E por falar em ética, a falta dela parece se justificar num mundo onde a violência é uma piada, já que ninguém parece realmente se ferir, mesmo sendo esmagado por um rolo compressor. Não é por acaso que o sadismo impere nesse “mundo legal”. Raras são as cenas dentro desse mundo em que alguém não seja, em segundo plano, arremessado, triturado, esquartejado, esmagado, ou mesmo perseguido por desenhos tarados. É um mundo em que ser normal é ser maníaco, e tudo ao redor parece ter saído de um pesadelo de Salvador Dali, ou do delírio de um Walt Disney esquizofrênico. Mas é um mundo onde a tristeza e a morte não existem. E isso justifica a relutância do personagem de Pitt em deixá-lo, como ele mesmo comenta em certo trecho do filme ao descrever o mundo real: “É um mundo doloroso e solitário. […] Há oito milhões de maneiras de morrer e todas são permanentes.” Para um personagem que participou de uma guerra mundial e perdeu a mãe num trágico acidente, o detetive Harris (Pitt) tem todas as razões do mundo em querer permanecer no delirante e divertido Cool World.
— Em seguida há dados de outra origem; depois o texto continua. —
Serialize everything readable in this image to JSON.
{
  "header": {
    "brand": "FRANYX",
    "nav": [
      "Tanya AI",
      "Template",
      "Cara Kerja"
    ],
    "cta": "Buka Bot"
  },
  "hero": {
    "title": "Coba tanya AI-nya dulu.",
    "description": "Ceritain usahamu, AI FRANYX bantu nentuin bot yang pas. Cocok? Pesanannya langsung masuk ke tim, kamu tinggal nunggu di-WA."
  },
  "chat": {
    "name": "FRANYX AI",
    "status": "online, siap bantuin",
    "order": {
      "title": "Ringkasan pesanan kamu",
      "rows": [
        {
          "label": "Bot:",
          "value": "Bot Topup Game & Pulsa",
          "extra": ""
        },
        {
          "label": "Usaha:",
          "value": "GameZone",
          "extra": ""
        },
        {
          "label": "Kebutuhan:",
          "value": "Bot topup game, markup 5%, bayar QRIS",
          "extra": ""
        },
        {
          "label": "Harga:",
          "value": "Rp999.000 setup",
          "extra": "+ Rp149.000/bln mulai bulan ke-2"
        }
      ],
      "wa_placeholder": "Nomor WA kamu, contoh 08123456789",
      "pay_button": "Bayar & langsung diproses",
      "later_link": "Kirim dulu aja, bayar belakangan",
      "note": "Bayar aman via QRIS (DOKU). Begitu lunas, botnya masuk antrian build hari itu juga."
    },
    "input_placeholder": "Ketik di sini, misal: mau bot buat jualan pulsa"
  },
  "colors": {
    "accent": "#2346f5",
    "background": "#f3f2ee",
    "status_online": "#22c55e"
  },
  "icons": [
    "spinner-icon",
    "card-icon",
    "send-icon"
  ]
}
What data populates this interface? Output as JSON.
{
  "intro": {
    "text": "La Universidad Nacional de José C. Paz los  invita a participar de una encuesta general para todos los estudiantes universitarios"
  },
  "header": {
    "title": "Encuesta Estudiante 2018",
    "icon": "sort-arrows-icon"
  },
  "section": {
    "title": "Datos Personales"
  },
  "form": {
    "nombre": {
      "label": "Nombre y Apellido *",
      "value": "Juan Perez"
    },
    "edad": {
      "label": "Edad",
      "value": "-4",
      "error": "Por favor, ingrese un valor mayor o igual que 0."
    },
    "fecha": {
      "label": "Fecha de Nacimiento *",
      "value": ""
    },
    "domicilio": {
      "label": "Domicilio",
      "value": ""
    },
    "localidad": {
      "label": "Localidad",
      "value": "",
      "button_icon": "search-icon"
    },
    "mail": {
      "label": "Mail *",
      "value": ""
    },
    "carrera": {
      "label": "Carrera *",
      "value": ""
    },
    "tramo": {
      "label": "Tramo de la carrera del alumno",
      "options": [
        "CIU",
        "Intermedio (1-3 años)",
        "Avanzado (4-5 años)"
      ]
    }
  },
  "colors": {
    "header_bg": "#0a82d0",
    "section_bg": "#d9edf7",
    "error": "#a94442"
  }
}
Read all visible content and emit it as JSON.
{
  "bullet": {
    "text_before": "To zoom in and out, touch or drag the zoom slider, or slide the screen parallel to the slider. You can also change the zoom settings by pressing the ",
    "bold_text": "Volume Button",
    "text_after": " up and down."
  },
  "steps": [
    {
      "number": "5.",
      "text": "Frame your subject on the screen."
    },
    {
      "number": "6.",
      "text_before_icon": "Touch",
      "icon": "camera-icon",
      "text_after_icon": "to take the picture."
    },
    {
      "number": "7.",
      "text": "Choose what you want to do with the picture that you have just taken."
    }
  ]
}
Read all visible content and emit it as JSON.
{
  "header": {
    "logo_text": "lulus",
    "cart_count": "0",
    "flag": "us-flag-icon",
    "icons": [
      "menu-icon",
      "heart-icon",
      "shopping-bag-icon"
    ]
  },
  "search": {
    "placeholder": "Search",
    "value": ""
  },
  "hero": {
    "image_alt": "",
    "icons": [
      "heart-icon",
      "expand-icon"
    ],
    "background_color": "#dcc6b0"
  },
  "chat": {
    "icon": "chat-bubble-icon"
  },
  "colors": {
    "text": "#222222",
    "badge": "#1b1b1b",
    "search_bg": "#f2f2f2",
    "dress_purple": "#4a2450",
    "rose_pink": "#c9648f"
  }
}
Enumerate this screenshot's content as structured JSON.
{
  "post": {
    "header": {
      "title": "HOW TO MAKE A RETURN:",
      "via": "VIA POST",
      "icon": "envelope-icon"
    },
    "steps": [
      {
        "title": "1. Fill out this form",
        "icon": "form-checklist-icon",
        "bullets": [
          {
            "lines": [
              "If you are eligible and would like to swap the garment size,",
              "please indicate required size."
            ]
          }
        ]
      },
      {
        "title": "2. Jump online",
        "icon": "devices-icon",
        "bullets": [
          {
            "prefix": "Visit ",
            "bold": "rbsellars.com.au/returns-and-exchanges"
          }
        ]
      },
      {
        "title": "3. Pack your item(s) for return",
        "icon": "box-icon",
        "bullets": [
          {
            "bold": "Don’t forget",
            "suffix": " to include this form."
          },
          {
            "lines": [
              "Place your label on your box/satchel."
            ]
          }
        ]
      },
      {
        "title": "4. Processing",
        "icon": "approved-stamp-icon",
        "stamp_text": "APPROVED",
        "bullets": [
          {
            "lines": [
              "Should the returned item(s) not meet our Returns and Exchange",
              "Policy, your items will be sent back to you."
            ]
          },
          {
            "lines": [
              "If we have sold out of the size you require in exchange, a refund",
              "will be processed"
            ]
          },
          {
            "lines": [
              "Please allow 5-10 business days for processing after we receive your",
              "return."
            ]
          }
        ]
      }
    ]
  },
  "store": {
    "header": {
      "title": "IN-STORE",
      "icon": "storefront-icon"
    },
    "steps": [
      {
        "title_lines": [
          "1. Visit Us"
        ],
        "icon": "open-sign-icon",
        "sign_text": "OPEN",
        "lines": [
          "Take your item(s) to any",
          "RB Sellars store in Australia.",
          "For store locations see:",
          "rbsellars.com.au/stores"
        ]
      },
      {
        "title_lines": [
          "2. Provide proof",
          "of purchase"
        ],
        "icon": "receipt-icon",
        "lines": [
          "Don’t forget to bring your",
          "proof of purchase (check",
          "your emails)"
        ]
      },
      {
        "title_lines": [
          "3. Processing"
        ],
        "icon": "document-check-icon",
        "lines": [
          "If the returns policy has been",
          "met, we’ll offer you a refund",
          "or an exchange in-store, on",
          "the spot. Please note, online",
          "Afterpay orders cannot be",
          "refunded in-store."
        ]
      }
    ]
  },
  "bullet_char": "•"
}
Com uma ótima construção de cenário, um criativo roteiro e personagens delirantes num mundo que só pode ser acessado pela loucura de um soldado traumatizado (Harris) ou pela intensa criatividade de um desenhista de histórias em quadrinhos (Deebs), Cool World é um filme raro, não só por não ser conhecido pelo grande público, mas por usar nomes como Brad Pitt e Kim Basinger (no auge da carreira) numa produção ousada para o comportado cinema hollywoodiano.
Ficha técnica
Título original: Cool World
Lançamento: 1992 (EUA)
Direção: Ralph Bakshi
Atores: Brad Pitt, Gabriel Byrne, Kim Basinger
Michele Abrams, Deirdre O’Connell.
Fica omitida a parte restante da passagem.